Four million unique Absolut vodka bottles see Ardagh claim ‘packaging history’

By Ben Bouckley

- Last updated on GMT

Related tags Pernod ricard Absolut vodka

Four million unique Absolut vodka bottles see Ardagh claim ‘packaging history’
Ardagh Group is claiming packaging history after modifying bottle decorating machinery to produce 4m different bottles for Pernod Ricard's Swedish brand Absolut Vodka.

This month will see the ‘Absolut Unique’ bottles – all of which are uniquely designed and individually decorated – go on global sale, initially through global travel retail sector.

Each bottle has a different color coating and pattern, as well as a unique label number, with Absolut looking to provide consumers with a truly personalized product.

‘Making it happen was the hard part…’

Ardagh said this work with Absolut contained one extreme challenge, namely the need to adapt a glass decoration process designed to minimize design variation into something that delivered the exact opposite.

Asked whether the process was more costly than conventional decoration, Ardagh group head of marketing and public affairs, Sharon Crayton, told "Decorated bottles always incur additional cost to plan bottles – but we cannot comment on the detailed commercial aspects of this product."

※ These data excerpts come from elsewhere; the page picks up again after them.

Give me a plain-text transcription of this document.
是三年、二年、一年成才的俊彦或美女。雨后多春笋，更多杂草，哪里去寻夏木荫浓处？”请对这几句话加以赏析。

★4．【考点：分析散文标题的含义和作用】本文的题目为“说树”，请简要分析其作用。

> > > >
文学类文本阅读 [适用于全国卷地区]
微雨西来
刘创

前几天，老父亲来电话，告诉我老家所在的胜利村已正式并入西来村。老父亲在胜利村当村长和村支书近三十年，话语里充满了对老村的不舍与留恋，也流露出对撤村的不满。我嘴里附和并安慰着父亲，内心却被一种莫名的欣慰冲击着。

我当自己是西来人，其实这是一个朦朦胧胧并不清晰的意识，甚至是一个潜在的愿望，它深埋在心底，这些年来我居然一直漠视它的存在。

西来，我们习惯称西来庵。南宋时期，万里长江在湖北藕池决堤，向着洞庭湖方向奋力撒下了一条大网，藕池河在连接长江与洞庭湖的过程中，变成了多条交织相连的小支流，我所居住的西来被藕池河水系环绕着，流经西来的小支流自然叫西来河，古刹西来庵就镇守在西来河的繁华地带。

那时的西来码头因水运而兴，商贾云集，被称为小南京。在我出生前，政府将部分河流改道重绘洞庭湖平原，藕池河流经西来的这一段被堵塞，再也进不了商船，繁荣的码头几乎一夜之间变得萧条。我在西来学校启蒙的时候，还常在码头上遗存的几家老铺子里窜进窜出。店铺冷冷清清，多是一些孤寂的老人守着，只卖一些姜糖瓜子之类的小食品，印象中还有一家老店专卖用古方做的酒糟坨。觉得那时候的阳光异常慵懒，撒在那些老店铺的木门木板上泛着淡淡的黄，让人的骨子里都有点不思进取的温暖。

"Decoration definitely brings added value, when applied appropriately to the brand, whether as a limited edition, or an integral part of the branding."

Eric Naf, director of packaging development at Absolut, said: “When I first saw this idea…to be honest, coming from the engineering side, I saw a lot of question marks: to realize this would be extremely hard.

“We had to reprogram the machines to create variation and randomness, where they were designed to create stability and control.”

Continual color changes

A computer algorithm places individual patterns on top of a specially applied coat of paint, allowing nearly endless variations (Absolut estimates that 94 quintillion bottles could be produced before two identical ones appear) from 35 colors and 51 patterns.

Frederik Källqvist, development manager glass,Sweden and Denmark at Ardagh, described how the process (the project is showcased in a video below) worked.

“We developed a computerized valve and control system to automatically and continually change colours and spray patterns on the bottles. We also came up with a system to randomly add contrasting ‘color splashes’ to the bottles during the coating process.”

A screen printing machine was also modified to randomize the print start for every printing station on the machine, Källqvist added.

“We also created a screen and color changing scheme for the screen printing process balancing variation and productivity, and established systems to mix the bottles during and in-between the process steps to further increase variation," ​ he said.

Asked whether other Ardagh clients were interested in producing such effects, given such impressive results, Crayton told this publication: "We have had several discussions with customers prior to this development about making unique or individual bottles, but Absolut were the first to have the focus and drive to make the idea a reality.

"The launch of this product is very new, so it is still a little soon to say what interest it generates from other customers."